ESTERI

Israele: la seconda ondata di Covid ritarda i tempi dell’annessione

La corrispondenza settimanale di Massimo Caviglia

La curva in salita del Covid in Israele ha messo in forte apprensione il governo, che ha visto vanificati gli sforzi del lockdown, con mille contagi al giorno, un’economia in difficoltà e una disoccupazione in crescita. Il premier Netanyahu ha dichiarato che “il Paese è di nuovo a un passo dal blocco totale”, ha decretato lo stato di emergenza e oggi sono entrate in vigore le nuove restrizioni che limitano i raggruppamenti.
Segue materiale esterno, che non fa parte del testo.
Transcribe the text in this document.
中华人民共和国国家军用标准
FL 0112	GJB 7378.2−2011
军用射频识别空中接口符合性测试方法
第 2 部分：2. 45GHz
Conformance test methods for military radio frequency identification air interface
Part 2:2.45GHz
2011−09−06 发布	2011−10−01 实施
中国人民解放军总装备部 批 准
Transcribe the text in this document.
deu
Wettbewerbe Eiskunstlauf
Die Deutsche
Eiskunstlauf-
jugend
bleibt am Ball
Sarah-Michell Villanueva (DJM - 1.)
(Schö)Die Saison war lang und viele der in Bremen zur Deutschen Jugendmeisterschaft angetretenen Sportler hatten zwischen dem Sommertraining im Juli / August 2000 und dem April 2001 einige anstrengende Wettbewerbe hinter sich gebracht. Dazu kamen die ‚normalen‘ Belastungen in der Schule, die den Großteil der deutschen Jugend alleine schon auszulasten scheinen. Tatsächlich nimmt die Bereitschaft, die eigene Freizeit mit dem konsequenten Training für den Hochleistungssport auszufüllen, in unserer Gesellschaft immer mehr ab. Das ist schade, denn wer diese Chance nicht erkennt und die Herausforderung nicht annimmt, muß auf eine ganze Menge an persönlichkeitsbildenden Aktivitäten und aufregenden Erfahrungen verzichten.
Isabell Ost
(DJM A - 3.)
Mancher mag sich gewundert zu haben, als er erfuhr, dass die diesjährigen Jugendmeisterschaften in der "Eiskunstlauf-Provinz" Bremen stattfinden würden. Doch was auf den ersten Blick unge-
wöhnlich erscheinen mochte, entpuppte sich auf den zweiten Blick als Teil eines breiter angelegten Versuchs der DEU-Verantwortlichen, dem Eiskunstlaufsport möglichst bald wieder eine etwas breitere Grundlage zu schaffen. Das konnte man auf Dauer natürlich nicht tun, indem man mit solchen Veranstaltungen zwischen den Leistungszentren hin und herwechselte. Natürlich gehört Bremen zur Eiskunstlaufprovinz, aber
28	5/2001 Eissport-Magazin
L’intensità della seconda ondata di contagi è dovuta all’allentamento delle restrizioni, per venire incontro alle richieste dei cittadini e delle aziende. Così, da oggi, piscine, palestre e giardini saranno di nuovo chiusi, e gli autobus avranno un limite di passeggeri. Il Primo Ministro palestinese ha chiesto a Israele di chiudere i checkpoint per frenare l'epidemia di virus. Intanto il Covid ha fatto passare in secondo piano il tema dell’annessione. In seguito allo stop del premier britannico Johnson, anche il timore di una presidenza Biden negli Stati Uniti potrebbe convincere Netanyahu a rinunciare alla sovranità su parte della Cisgiordania o a rinviare i tempi. Ma, oltre alla volontà della sua base elettorale - e forse al desiderio di distrarre dal suo processo - è soprattutto il timore di un ritiro degli Stati Uniti dal Medio Oriente che spinge Netanyahu verso l'annessione. Se davvero l'egemonia americana nell’area si sta sgretolando, un ritiro israeliano dalla Valle del Giordano sarebbe usato da Hamas, Hezbollah e Jihad islamica per colpire direttamente Gerusalemme senza che nulla possa interporsi. Quindi, se protezione significherà poter contare solo su se stessi, per Netanyahu l’annessione è l’unico modo per garantirsi uno spazio-cuscinetto prima del prossimo conflitto.